I remember no movies, slides or parties. Perhaps I was just not taken for one reason or another. I do remember once, and only once, being taken to visit Janet Kemp who was with a family on the other side of Rochester.
The 2 social workers were Miss Nicholls [Sarah] and Miss Sedarquist [Helen]. I’m guessing the spelling here. Helen was assigned to me. She was the younger of the 2 and made a house visit once a year. I suppose she did other things but that was the only contact I had. The Grashofs gave me strict instructions not to say anything adverse or I’d be in trouble. This warning was quite strongly backed up by Luther, a black man who came in to do the heavy work, including the laundry, around the house. I remember on the final social care visit being taken for a drive in a car and saying that everything was wonderful. That was far from being true at the time as my foster parents were leading up to a divorce. I hoped that Sarah would guess something was wrong from my demeanour but she didn’t. I have had a poor opinion of social workers ever since.
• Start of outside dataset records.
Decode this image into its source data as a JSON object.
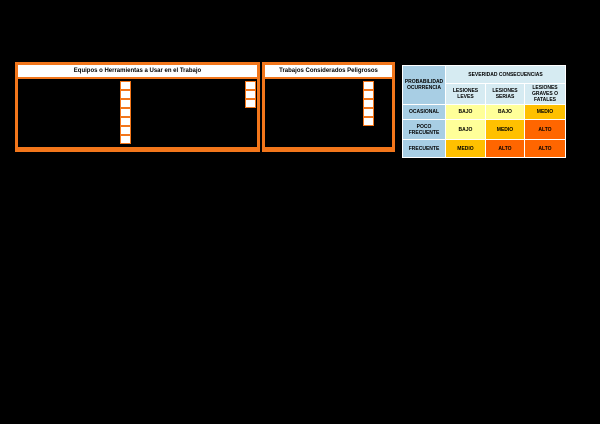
{
  "page": {
    "background": "#000000"
  },
  "tables": [
    {
      "title": "Equipos o Herramientas a Usar en el Trabajo",
      "checkbox_columns": [
        7,
        3
      ]
    },
    {
      "title": "Trabajos Considerados Peligrosos",
      "checkbox_columns": [
        5
      ]
    }
  ],
  "risk_matrix": {
    "corner_header": "PROBABILIDAD OCURRENCIA",
    "severity_header": "SEVERIDAD CONSECUENCIAS",
    "columns": [
      "LESIONES LEVES",
      "LESIONES SERIAS",
      "LESIONES GRAVES O FATALES"
    ],
    "rows": [
      {
        "label": "OCASIONAL",
        "values": [
          "BAJO",
          "BAJO",
          "MEDIO"
        ]
      },
      {
        "label": "POCO FRECUENTE",
        "values": [
          "BAJO",
          "MEDIO",
          "ALTO"
        ]
      },
      {
        "label": "FRECUENTE",
        "values": [
          "MEDIO",
          "ALTO",
          "ALTO"
        ]
      }
    ],
    "colors": {
      "BAJO": "#ffff99",
      "MEDIO": "#ffc000",
      "ALTO": "#ff6600",
      "label_bg": "#a8cee4",
      "header_bg": "#d6ebf2",
      "table_border": "#f2761b"
    }
  }
}
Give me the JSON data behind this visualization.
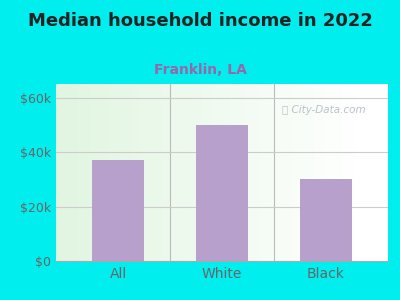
{
  "title": "Median household income in 2022",
  "subtitle": "Franklin, LA",
  "categories": [
    "All",
    "White",
    "Black"
  ],
  "values": [
    37000,
    50000,
    30000
  ],
  "bar_color": "#b8a0cc",
  "background_color": "#00EEEE",
  "title_fontsize": 13,
  "subtitle_fontsize": 10,
  "subtitle_color": "#9966aa",
  "tick_label_color": "#666666",
  "ylim": [
    0,
    65000
  ],
  "yticks": [
    0,
    20000,
    40000,
    60000
  ],
  "ytick_labels": [
    "$0",
    "$20k",
    "$40k",
    "$60k"
  ],
  "grid_color": "#cccccc",
  "watermark": "City-Data.com",
  "watermark_color": "#b0b8c0"
}
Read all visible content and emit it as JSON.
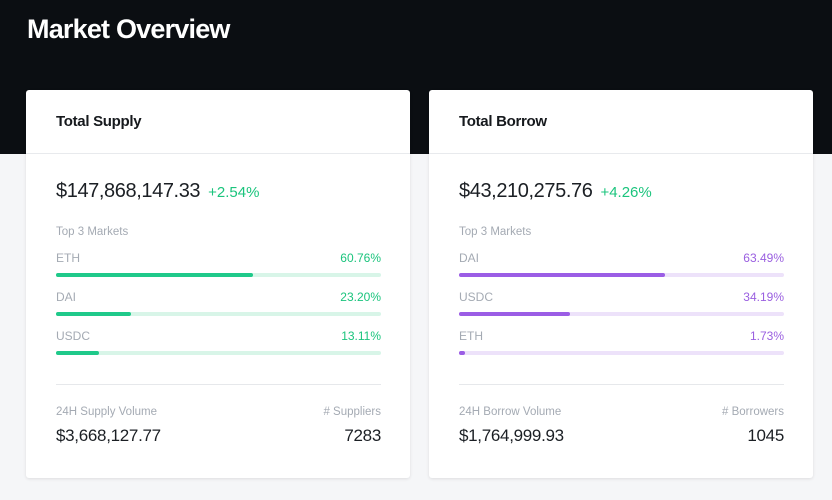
{
  "page": {
    "title": "Market Overview"
  },
  "supply": {
    "title": "Total Supply",
    "total": "$147,868,147.33",
    "change": "+2.54%",
    "top_label": "Top 3 Markets",
    "markets": [
      {
        "name": "ETH",
        "pct": "60.76%",
        "share": 60.76
      },
      {
        "name": "DAI",
        "pct": "23.20%",
        "share": 23.2
      },
      {
        "name": "USDC",
        "pct": "13.11%",
        "share": 13.11
      }
    ],
    "volume_label": "24H Supply Volume",
    "volume": "$3,668,127.77",
    "count_label": "# Suppliers",
    "count": "7283",
    "accent": "#1bc47d"
  },
  "borrow": {
    "title": "Total Borrow",
    "total": "$43,210,275.76",
    "change": "+4.26%",
    "top_label": "Top 3 Markets",
    "markets": [
      {
        "name": "DAI",
        "pct": "63.49%",
        "share": 63.49
      },
      {
        "name": "USDC",
        "pct": "34.19%",
        "share": 34.19
      },
      {
        "name": "ETH",
        "pct": "1.73%",
        "share": 1.73
      }
    ],
    "volume_label": "24H Borrow Volume",
    "volume": "$1,764,999.93",
    "count_label": "# Borrowers",
    "count": "1045",
    "accent": "#9b5de5"
  }
}
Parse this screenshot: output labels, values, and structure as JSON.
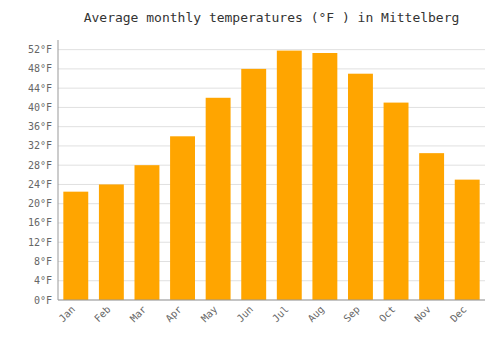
{
  "chart_data": {
    "type": "bar",
    "title": "Average monthly temperatures (°F ) in Mittelberg",
    "categories": [
      "Jan",
      "Feb",
      "Mar",
      "Apr",
      "May",
      "Jun",
      "Jul",
      "Aug",
      "Sep",
      "Oct",
      "Nov",
      "Dec"
    ],
    "values": [
      22.5,
      24.0,
      28.0,
      34.0,
      42.0,
      48.0,
      51.8,
      51.3,
      47.0,
      41.0,
      30.5,
      25.0
    ],
    "color": "#FFA500",
    "ylim": [
      0,
      54
    ],
    "yticks": [
      {
        "value": 0,
        "label": "0°F"
      },
      {
        "value": 4,
        "label": "4°F"
      },
      {
        "value": 8,
        "label": "8°F"
      },
      {
        "value": 12,
        "label": "12°F"
      },
      {
        "value": 16,
        "label": "16°F"
      },
      {
        "value": 20,
        "label": "20°F"
      },
      {
        "value": 24,
        "label": "24°F"
      },
      {
        "value": 28,
        "label": "28°F"
      },
      {
        "value": 32,
        "label": "32°F"
      },
      {
        "value": 36,
        "label": "36°F"
      },
      {
        "value": 40,
        "label": "40°F"
      },
      {
        "value": 44,
        "label": "44°F"
      },
      {
        "value": 48,
        "label": "48°F"
      },
      {
        "value": 52,
        "label": "52°F"
      }
    ],
    "grid": true
  }
}
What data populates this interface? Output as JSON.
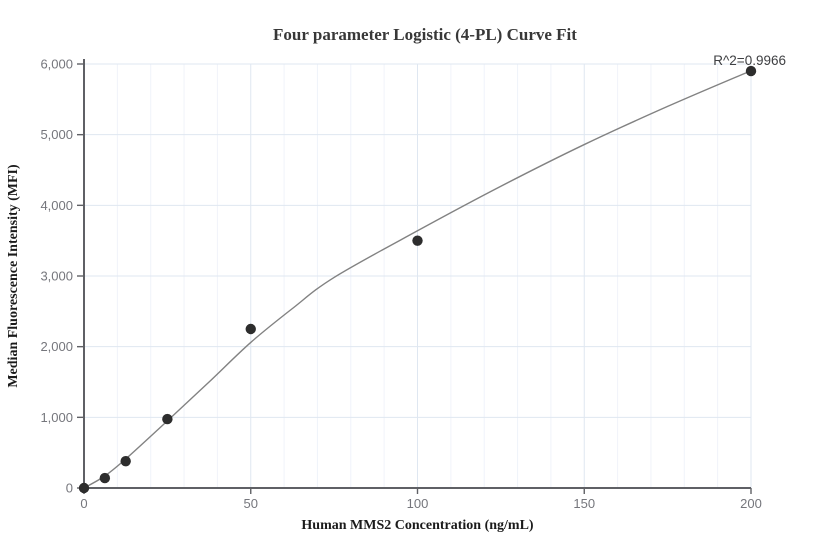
{
  "chart_data": {
    "type": "scatter",
    "title": "Four parameter Logistic (4-PL) Curve Fit",
    "xlabel": "Human MMS2 Concentration (ng/mL)",
    "ylabel": "Median Fluorescence Intensity (MFI)",
    "annotation": "R^2=0.9966",
    "r_squared": 0.9966,
    "xlim": [
      0,
      200
    ],
    "ylim": [
      0,
      6000
    ],
    "x_ticks": [
      0,
      50,
      100,
      150,
      200
    ],
    "y_ticks": [
      0,
      1000,
      2000,
      3000,
      4000,
      5000,
      6000
    ],
    "x_minor_grid_step": 10,
    "grid": true,
    "legend": "none",
    "series": [
      {
        "name": "standard-points",
        "type": "scatter",
        "marker": "circle",
        "x": [
          0,
          6.25,
          12.5,
          25,
          50,
          100,
          200
        ],
        "y": [
          0,
          140,
          380,
          975,
          2250,
          3500,
          5900
        ]
      },
      {
        "name": "4pl-fit-curve",
        "type": "line",
        "x": [
          0,
          6.25,
          12.5,
          25,
          37.5,
          50,
          62.5,
          75,
          100,
          125,
          150,
          175,
          200
        ],
        "y": [
          0,
          170,
          410,
          950,
          1500,
          2060,
          2540,
          2980,
          3640,
          4270,
          4860,
          5400,
          5905
        ]
      }
    ],
    "colors": {
      "background": "#ffffff",
      "axis": "#5f6065",
      "tick_label": "#75767c",
      "grid_major": "#dfe7f1",
      "grid_minor": "#f0f3fa",
      "curve": "#828282",
      "point": "#2d2d2d",
      "title": "#383838",
      "axis_label": "#1b1b1b",
      "annotation": "#3f4043"
    }
  }
}
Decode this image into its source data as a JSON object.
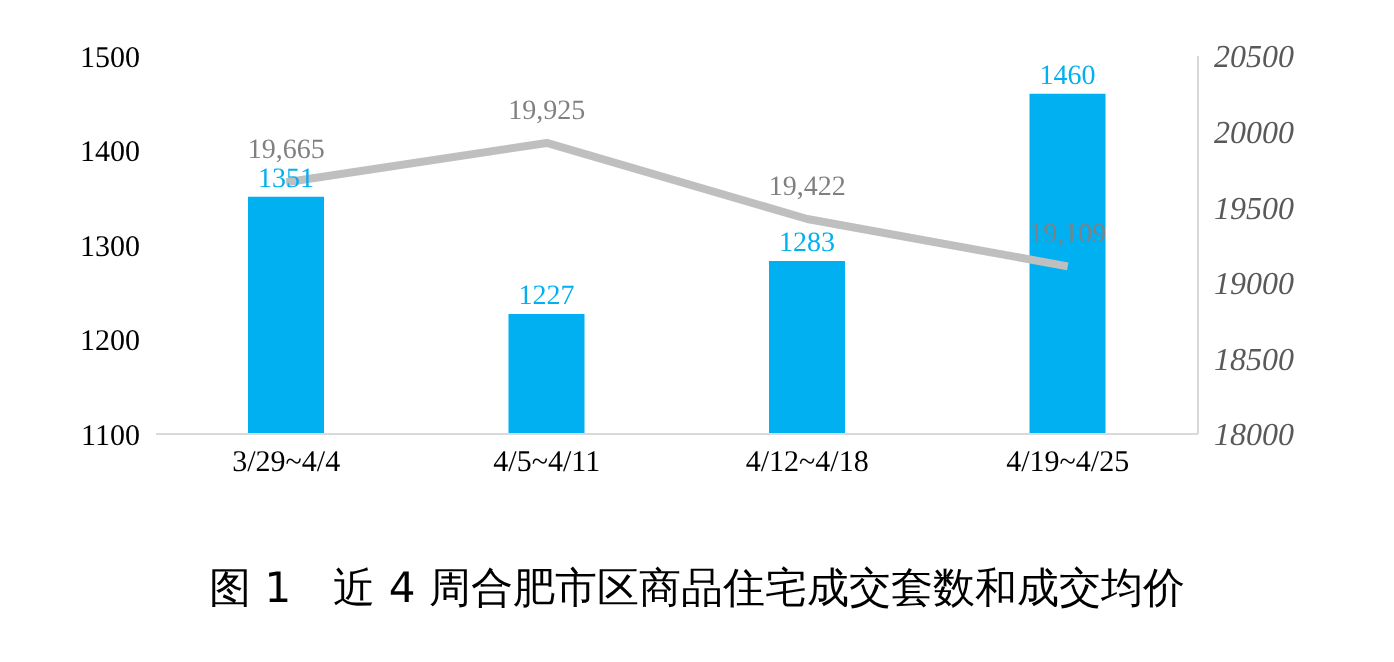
{
  "chart_data": {
    "type": "bar",
    "title": "图 1　近 4 周合肥市区商品住宅成交套数和成交均价",
    "categories": [
      "3/29~4/4",
      "4/5~4/11",
      "4/12~4/18",
      "4/19~4/25"
    ],
    "series": [
      {
        "color": "#00b0f0",
        "values": [
          1351,
          1227,
          1283,
          1460
        ]
      },
      {
        "type": "line",
        "axis": "y2",
        "color": "#bfbfbf",
        "values": [
          19665,
          19925,
          19422,
          19109
        ],
        "value_labels": [
          "19,665",
          "19,925",
          "19,422",
          "19,109"
        ]
      }
    ],
    "ylim": [
      1100,
      1500
    ],
    "yticks": [
      1100,
      1200,
      1300,
      1400,
      1500
    ],
    "y2lim": [
      18000,
      20500
    ],
    "y2ticks": [
      18000,
      18500,
      19000,
      19500,
      20000,
      20500
    ],
    "data_labels": true,
    "grid": false,
    "legend": false
  }
}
Mary Jo Lamphear, Town of Brighton Historian (ca. 1999):
Many of the young men entered military service in England and Canada. Some of the young women became nurses and teachers: some married and had children. Almost all had a difficult re-entry into English life. They were unfamiliar with English customs and they had been away from their families for five long years. Many expressed guilt that they had been spared the fear and deprivation endured by their families. Severe rationing continued in England until the early 1950s.Children who were used to ice cream and hamburgers went home to few sweets and little meat. The ties forged by this humanitarian project remain today, although the youngest Kodakid is now about 67 years old and most of the sponsoring parents have died. The American "sisters and brothers" have fond memories of their Kodakid siblings and many still keep in touch.